= Ad multos annos =

Christian liturgical acclamation

Ad multos annos (English: For many more years) is a Latin acclamation for celebrations, and also a hymn used in the rites of the Orthodox and Catholic churches.

== Origin ==
===A Greco-Roman form of congratulation===
Ad multos annos was a form of congratulation during Greco-Roman antiquity, which was especially used as an acclamation for higher-ranking people.

===The Latin version of the Greek Polychronion===
In the Orthodox liturgy, Ad multos annos has a Byzantine equivalent of the first millennium which is an acclamation called Eis polla eti (Greek εἰς πολλὰ ἔτη): it is part of the Polychronion. In Slavic Orthodoxy, especially Ukraine and Russia, Mnogaya leta has become a traditional celebratory song, akin to "Happy Birthday to You".

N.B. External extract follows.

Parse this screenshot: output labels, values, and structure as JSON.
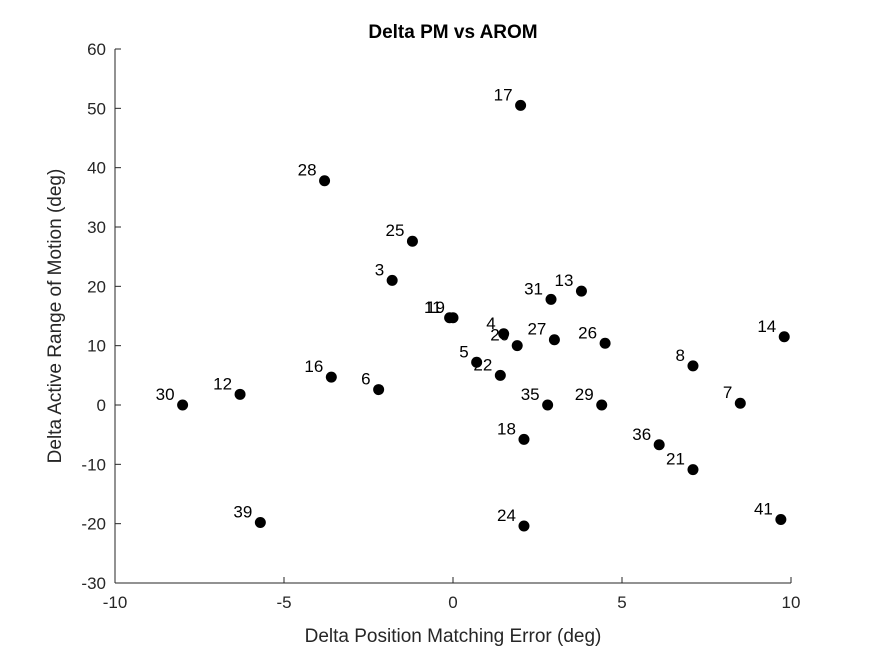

===A century-old Catholic traditional acclamation===
In the Roman Catholic liturgy, it was an element of the episcopal ordination rite first found in the Pontifical of Apamea from the 12th century: the newly consecrated bishop sang this three times to his consecrator; or in the case of an abbot at his investiture, once only. In a ceremonial similar to that of the Laudes Regiæ or Carolingian Litany, the bishop at his ordination would acclaim his consecrator in order to thank him. In three stages, the bishop would advance toward his consecrator, perform three genuflections, and sing three times giving his voice each time a higher pitch, the acclamation: Ad multos annos!

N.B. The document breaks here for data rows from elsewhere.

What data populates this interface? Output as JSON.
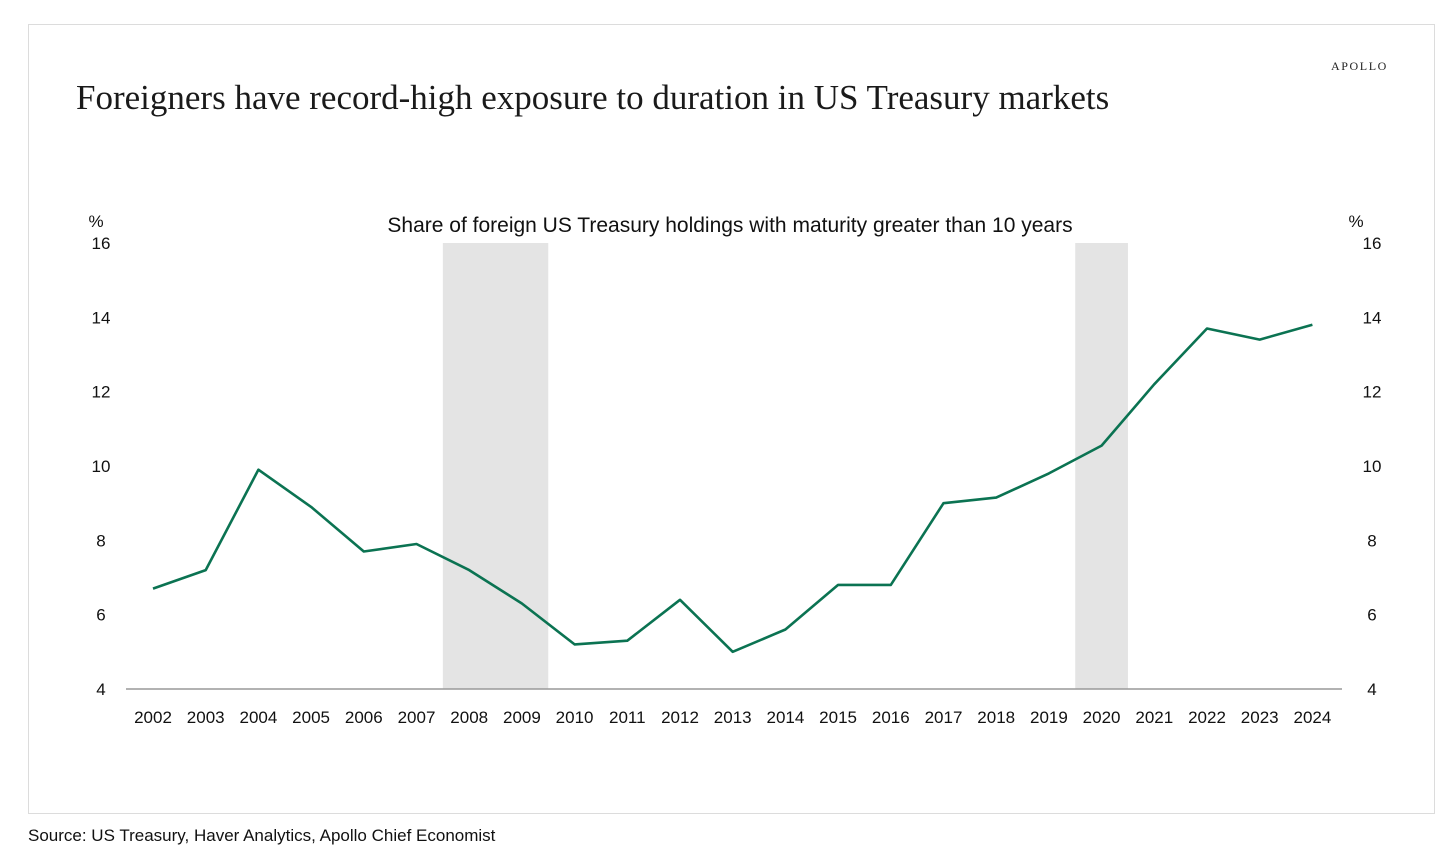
{
  "brand": "APOLLO",
  "title": "Foreigners have record-high exposure to duration in US Treasury markets",
  "footer": {
    "source": "Source: US Treasury, Haver Analytics, Apollo Chief Economist"
  },
  "colors": {
    "line": "#0b7352",
    "recession": "#e4e4e4",
    "axis": "#999999"
  },
  "chart_data": {
    "type": "line",
    "title": "Share of foreign US Treasury holdings with maturity greater than 10 years",
    "ylabel_left": "%",
    "ylabel_right": "%",
    "ylim": [
      4,
      16
    ],
    "yticks": [
      4,
      6,
      8,
      10,
      12,
      14,
      16
    ],
    "categories": [
      "2002",
      "2003",
      "2004",
      "2005",
      "2006",
      "2007",
      "2008",
      "2009",
      "2010",
      "2011",
      "2012",
      "2013",
      "2014",
      "2015",
      "2016",
      "2017",
      "2018",
      "2019",
      "2020",
      "2021",
      "2022",
      "2023",
      "2024"
    ],
    "series": [
      {
        "name": "Share of foreign US Treasury holdings with maturity greater than 10 years",
        "values": [
          6.7,
          7.2,
          9.9,
          8.9,
          7.7,
          7.9,
          7.2,
          6.3,
          5.2,
          5.3,
          6.4,
          5.0,
          5.6,
          6.8,
          6.8,
          9.0,
          9.15,
          9.8,
          10.55,
          12.2,
          13.7,
          13.4,
          13.8
        ]
      }
    ],
    "recession_shading": [
      {
        "start": 2007.5,
        "end": 2009.5
      },
      {
        "start": 2019.5,
        "end": 2020.5
      }
    ]
  }
}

There is an exception to this rite: when the newly consecrated bishop is the pope (this happens when a man who is not a bishop is elected pope), it is the consecrator who sings to the pope, not vice versa.

It is still sung during major celebrations, such as conclaves for bishops who are elevated to the cardinalate. Today the Latin phrase is also used in greetings and toasts in academic and ecclesiastical circles, especially at the Pontifical North American College in Rome where it has become a refrain.

== Music ==
Ad multos annos was set to various musical arrangements.

Austrian composer Joseph Balthasar Hochreither wrote the Missa ad multos annos, his oldest surviving work from 1705, on the occasion of the consecration Abbot Maximilian Pagl of Lambach Abbey in Upper Austria. The premiere took place on April 19, 1705 in the Lambach collegiate church.

The most popular version of the Mnohaya lita sang in Russia, Ukraine and among the diaspora was composed by Dmitry Bortniansky (1751 † 1825), when he was choirmaster of the imperial chapel in Russia and it was adapted into the Latin Ad multos annos by Maxime Kovalevsky (1903 † 1988) when he was chapel master in Paris.